Three Keys to Success
Whatever form a campaign may take, from a campaign for increased hours to a campaign for a new building, there are three essential qualities for success:
- Determined and skilled local leadership;
- Coordination between the various advocacy structures, such as the
Board of Directors,
Library Foundation members, library staff and library Friends; and
- Engagement of stakeholders in developing and communicating the campaign vision
and goals.
Few campaigns are successful without these three qualities in place.
Campaigns Section
This section of Act for Libraries profiles campaigns across the nation, currently focusing on the Gulf Coast states. Our previous (and first) Spotlight section focused on the New England States.
Under National, you will find information about nationwide campaigns (such as the Digital Opportunity Investment Trust) as well as state and local campaigns that do not fit under a current regional focus.
Three types of campaigns are represented:
- Successful local campaigns for capital initiatives or other purposes
- Statewide campaigns
- Campaigns currently underway.
It is our belief that each of these stories has lessons to offer other advocates as they construct campaigns for their own libraries, addressing their own communities’ emerging needs.
Each campaign story has also been structured to reflect the advocacy strategies that advocates used to reach their goals.
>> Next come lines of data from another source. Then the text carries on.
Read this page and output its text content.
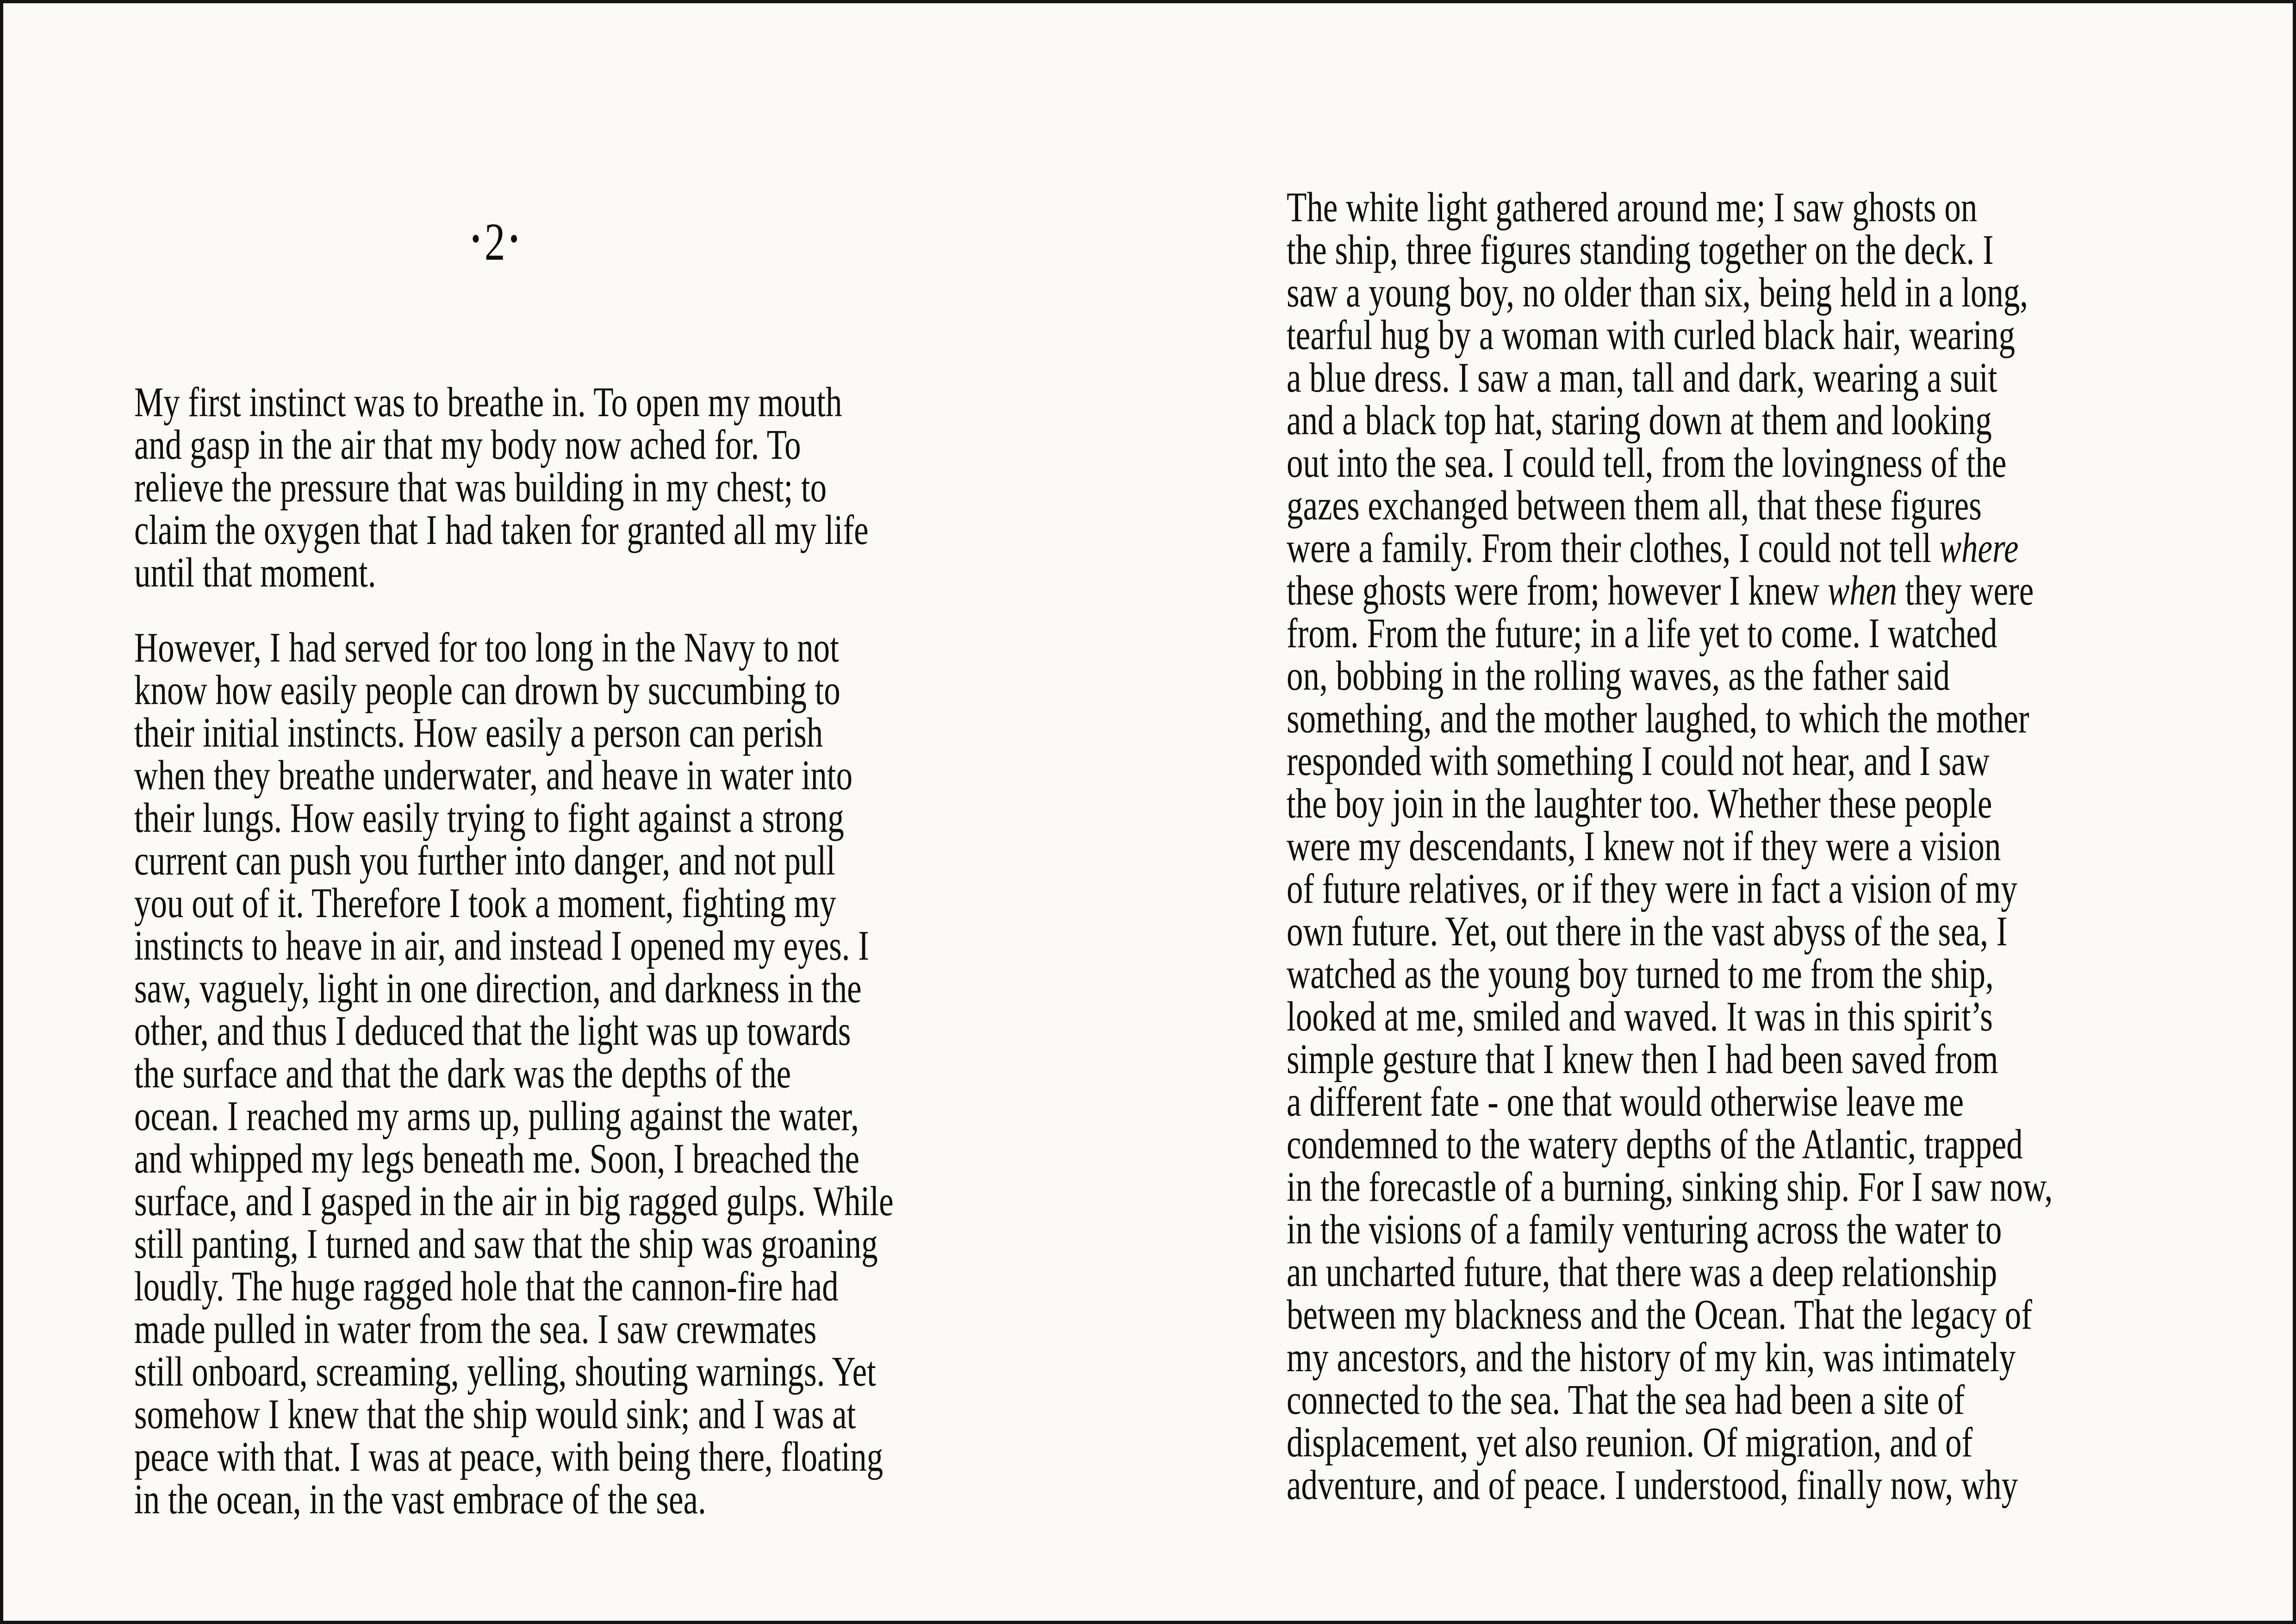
•2 •
My first instinct was to breathe in. To open my mouth
and gasp in the air that my body now ached for. To
relieve the pressure that was building in my chest; to
claim the oxygen that I had taken for granted all my life
until that moment.
However, I had served for too long in the Navy to not
know how easily people can drown by succumbing to
their initial instincts. How easily a person can perish
when they breathe underwater, and heave in water into
their lungs. How easily trying to fight against a strong
current can push you further into danger, and not pull
you out of it. Therefore I took a moment, fighting my
instincts to heave in air, and instead I opened my eyes. I
saw, vaguely, light in one direction, and darkness in the
other, and thus I deduced that the light was up towards
the surface and that the dark was the depths of the
ocean. I reached my arms up, pulling against the water,
and whipped my legs beneath me. Soon, I breached the
surface, and I gasped in the air in big ragged gulps. While
still panting, I turned and saw that the ship was groaning
loudly. The huge ragged hole that the cannon-fire had
made pulled in water from the sea. I saw crewmates
still onboard, screaming, yelling, shouting warnings. Yet
somehow I knew that the ship would sink; and I was at
peace with that. I was at peace, with being there, floating
in the ocean, in the vast embrace of the sea.
The white light gathered around me; I saw ghosts on
the ship, three figures standing together on the deck. I
saw a young boy, no older than six, being held in a long,
tearful hug by a woman with curled black hair, wearing
a blue dress. I saw a man, tall and dark, wearing a suit
and a black top hat, staring down at them and looking
out into the sea. I could tell, from the lovingness of the
gazes exchanged between them all, that these figures
were a family. From their clothes, I could not tell where
these ghosts were from; however I knew when they were
from. From the future; in a life yet to come. I watched
on, bobbing in the rolling waves, as the father said
something, and the mother laughed, to which the mother
responded with something I could not hear, and I saw
the boy join in the laughter too. Whether these people
were my descendants, I knew not if they were a vision
of future relatives, or if they were in fact a vision of my
own future. Yet, out there in the vast abyss of the sea, I
watched as the young boy turned to me from the ship,
looked at me, smiled and waved. It was in this spirit’s
simple gesture that I knew then I had been saved from
a different fate - one that would otherwise leave me
condemned to the watery depths of the Atlantic, trapped
in the forecastle of a burning, sinking ship. For I saw now,
in the visions of a family venturing across the water to
an uncharted future, that there was a deep relationship
between my blackness and the Ocean. That the legacy of
my ancestors, and the history of my kin, was intimately
connected to the sea. That the sea had been a site of
displacement, yet also reunion. Of migration, and of
adventure, and of peace. I understood, finally now, why
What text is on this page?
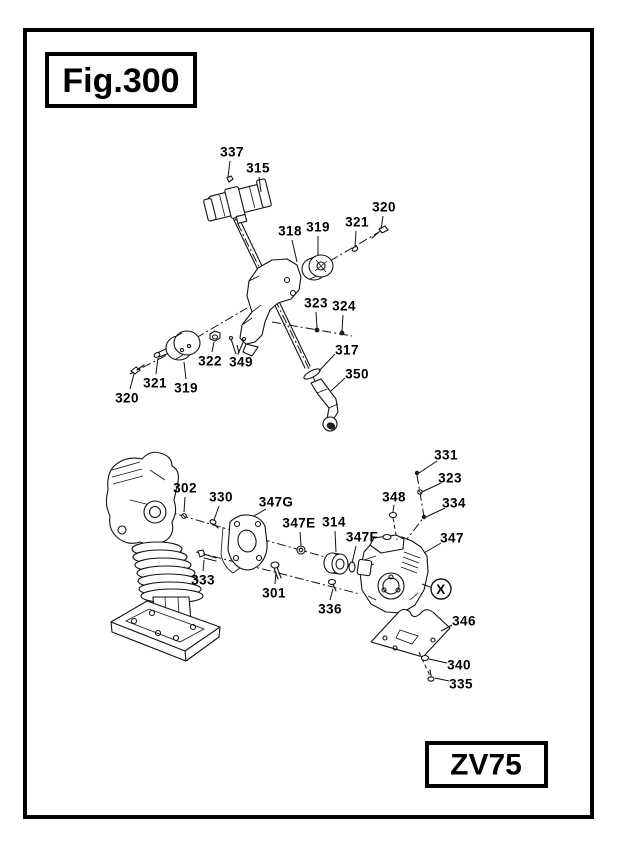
Fig.300
ZV75
337
315
318 319 321
320
323 324
317
350
322 349
321 319
320
331
323
334
302
330 347G
347E 314
347F
348
347
333
301
336
346
340
335
X
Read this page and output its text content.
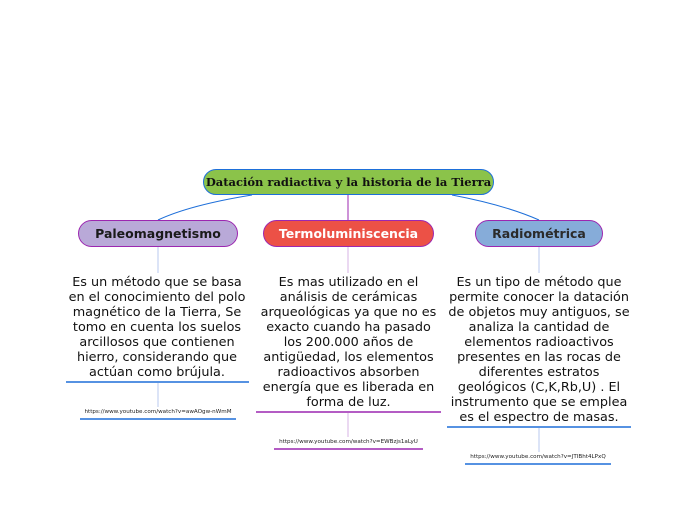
Datación radiactiva y la historia de la Tierra
Paleomagnetismo	Termoluminiscencia	Radiométrica
Es un método que se basa en el conocimiento del polo magnético de la Tierra, Se tomo en cuenta los suelos arcillosos que contienen hierro, considerando que actúan como brújula.
Es mas utilizado en el análisis de cerámicas arqueológicas ya que no es exacto cuando ha pasado los 200.000 años de antigüedad, los elementos radioactivos absorben energía que es liberada en forma de luz.
Es un tipo de método que permite conocer la datación de objetos muy antiguos, se analiza la cantidad de elementos radioactivos presentes en las rocas de diferentes estratos geológicos (C,K,Rb,U) . El instrumento que se emplea es el espectro de masas.
https://www.youtube.com/watch?v=awAOgw-nWmM
https://www.youtube.com/watch?v=EWBzjs1aLyU
https://www.youtube.com/watch?v=JTIBht4LPxQ
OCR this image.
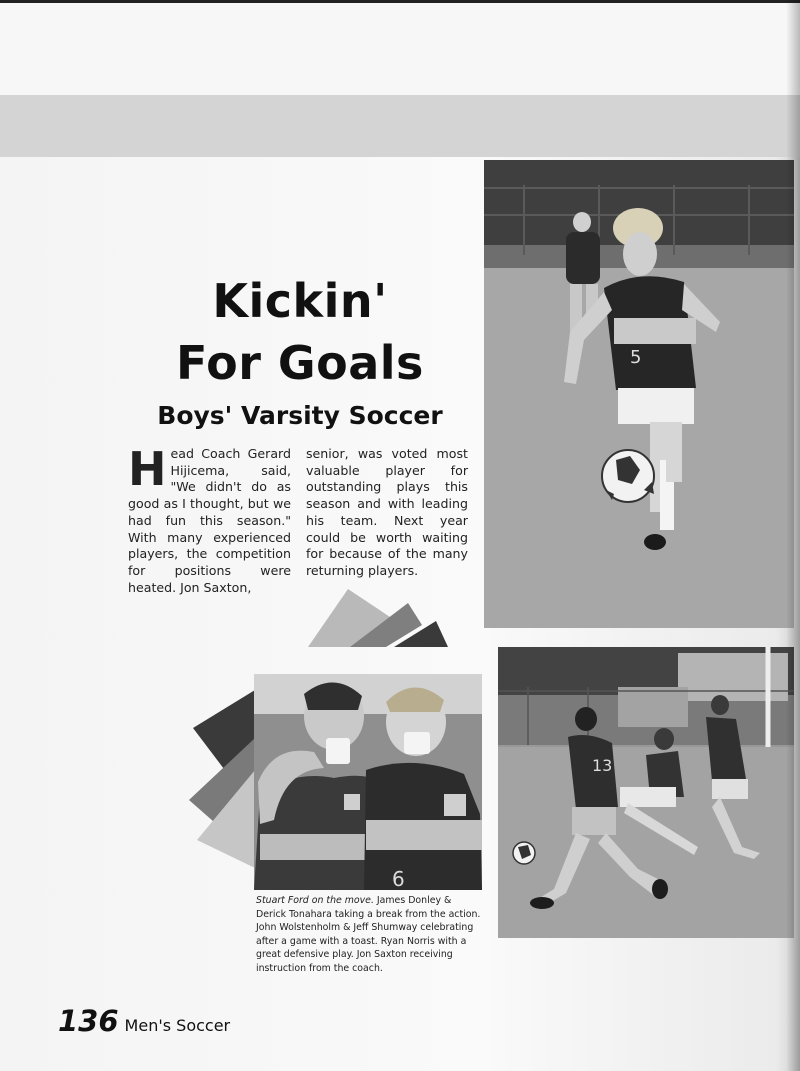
5
Kickin'
For Goals
Boys' Varsity Soccer
Head Coach Gerard Hijicema, said, "We didn't do as good as I thought, but we had fun this season." With many experienced players, the competition for positions were heated. Jon Saxton,
senior, was voted most valuable player for outstanding plays this season and with leading his team. Next year could be worth waiting for because of the many returning players.
6
13
Stuart Ford on the move. James Donley & Derick Tonahara taking a break from the action. John Wolstenholm & Jeff Shumway celebrating after a game with a toast. Ryan Norris with a great defensive play. Jon Saxton receiving instruction from the coach.
136 Men's Soccer
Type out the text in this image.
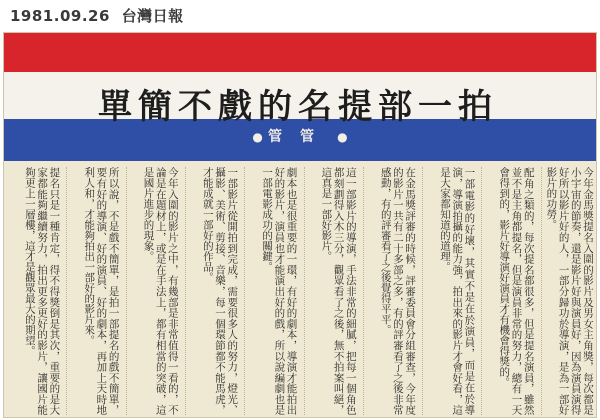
1981.09.26 台灣日報
單簡不戲的名提部一拍
● 管管 ●
今年金馬獎提名入圍的影片及男女主角獎，每次都是小宇宙的節奏，還是影片好與演員好，因為演員演得好所以影片好的人，一部分歸功於導演，是為一部好影片的功勞。
配角之類的，每次提名都很多，但是提名演員，雖然並不是主角都提名，但是演員非常的努力，總有一天會得到的，影片好導演好演員才有機會得獎的。
一部電影的好壞，其實不是在於演員，而是在於導演，導演拍攝的能力強，拍出來的影片才會好看，這是大家都知道的道理。
在金馬獎評審的時候，評審委員會分組審查，今年度的影片一共有二十多部之多，有的評審看了之後非常感動，有的評審看了之後覺得平平。
這一部影片的導演，手法非常的細膩，把每一個角色都刻劃得入木三分，觀眾看了之後，無不拍案叫絕，這真是一部好影片。
劇本也是很重要的一環，有好的劇本，導演才能拍出好的影片，演員也才能演出好的戲，所以說編劇也是一部電影成功的關鍵。
一部影片從開拍到完成，需要很多人的努力，燈光、攝影、美術、剪接、音樂，每一個環節都不能馬虎，才能成就一部好的作品。
今年入圍的影片之中，有幾部是非常值得一看的，不論是在題材上，或是在手法上，都有相當的突破，這是國片進步的現象。
所以說，不是戲不簡單，是拍一部提名的戲不簡單，要有好的導演、好的演員、好的劇本，再加上天時地利人和，才能夠拍出一部好的影片來。
提名只是一種肯定，得不得獎倒是其次，重要的是大家都能夠繼續努力，拍出更多更好的影片，讓國片能夠更上一層樓，這才是觀眾最大的期望。
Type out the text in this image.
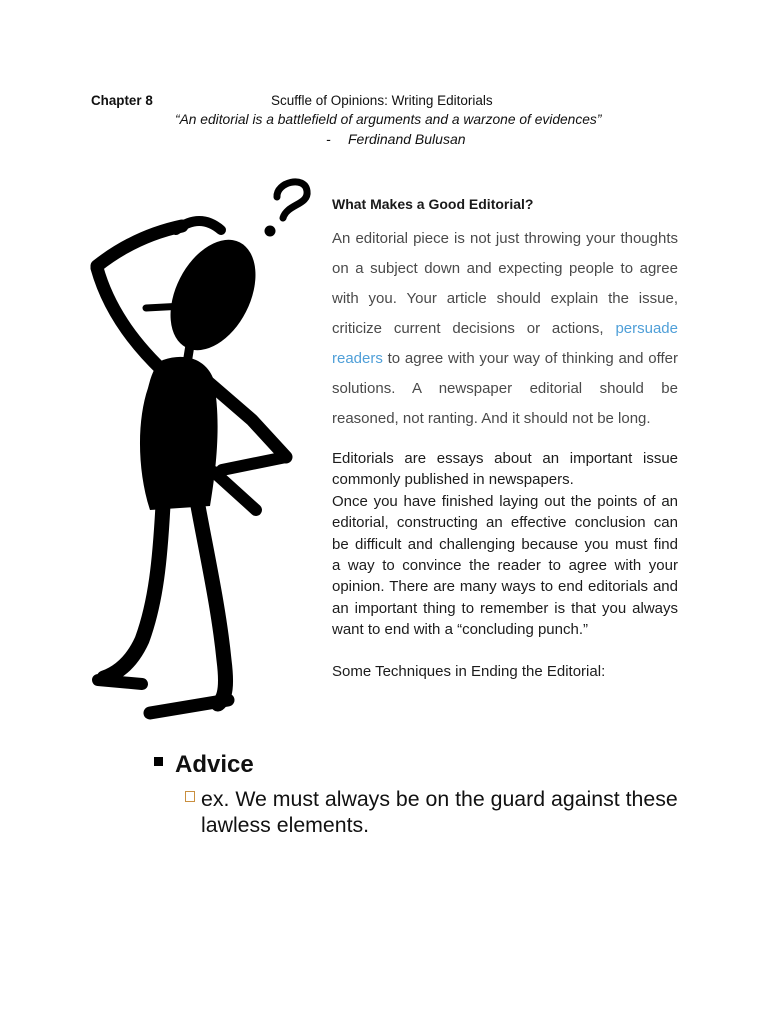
Chapter 8	Scuffle of Opinions: Writing Editorials
“An editorial is a battlefield of arguments and a warzone of evidences”
- Ferdinand Bulusan
What Makes a Good Editorial?
An editorial piece is not just throwing your thoughts
on a subject down and expecting people to agree
with you. Your article should explain the issue,
criticize current decisions or actions, persuade
readers to agree with your way of thinking and offer
solutions. A newspaper editorial should be
reasoned, not ranting. And it should not be long.
Editorials are essays about an important issue
commonly published in newspapers.
Once you have finished laying out the points of an
editorial, constructing an effective conclusion can
be difficult and challenging because you must find
a way to convince the reader to agree with your
opinion. There are many ways to end editorials and
an important thing to remember is that you always
want to end with a “concluding punch.”
Some Techniques in Ending the Editorial:
Advice
ex. We must always be on the guard against these
lawless elements.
Be sure to see our Top Ten Advocacy Strategies, too. While these are not the only strategies in the advocates’ toolbox, these “top ten” strategies describe the activities most commonly and effectively employed today. Some campaigns may emphasize sophisticated media campaigns, while others may use breakfast briefings and other community meetings to educate elected officials about the community benefits of building their library’s capacities to meet new health or business information needs. Most campaigns employ a variety of the available strategies and tools.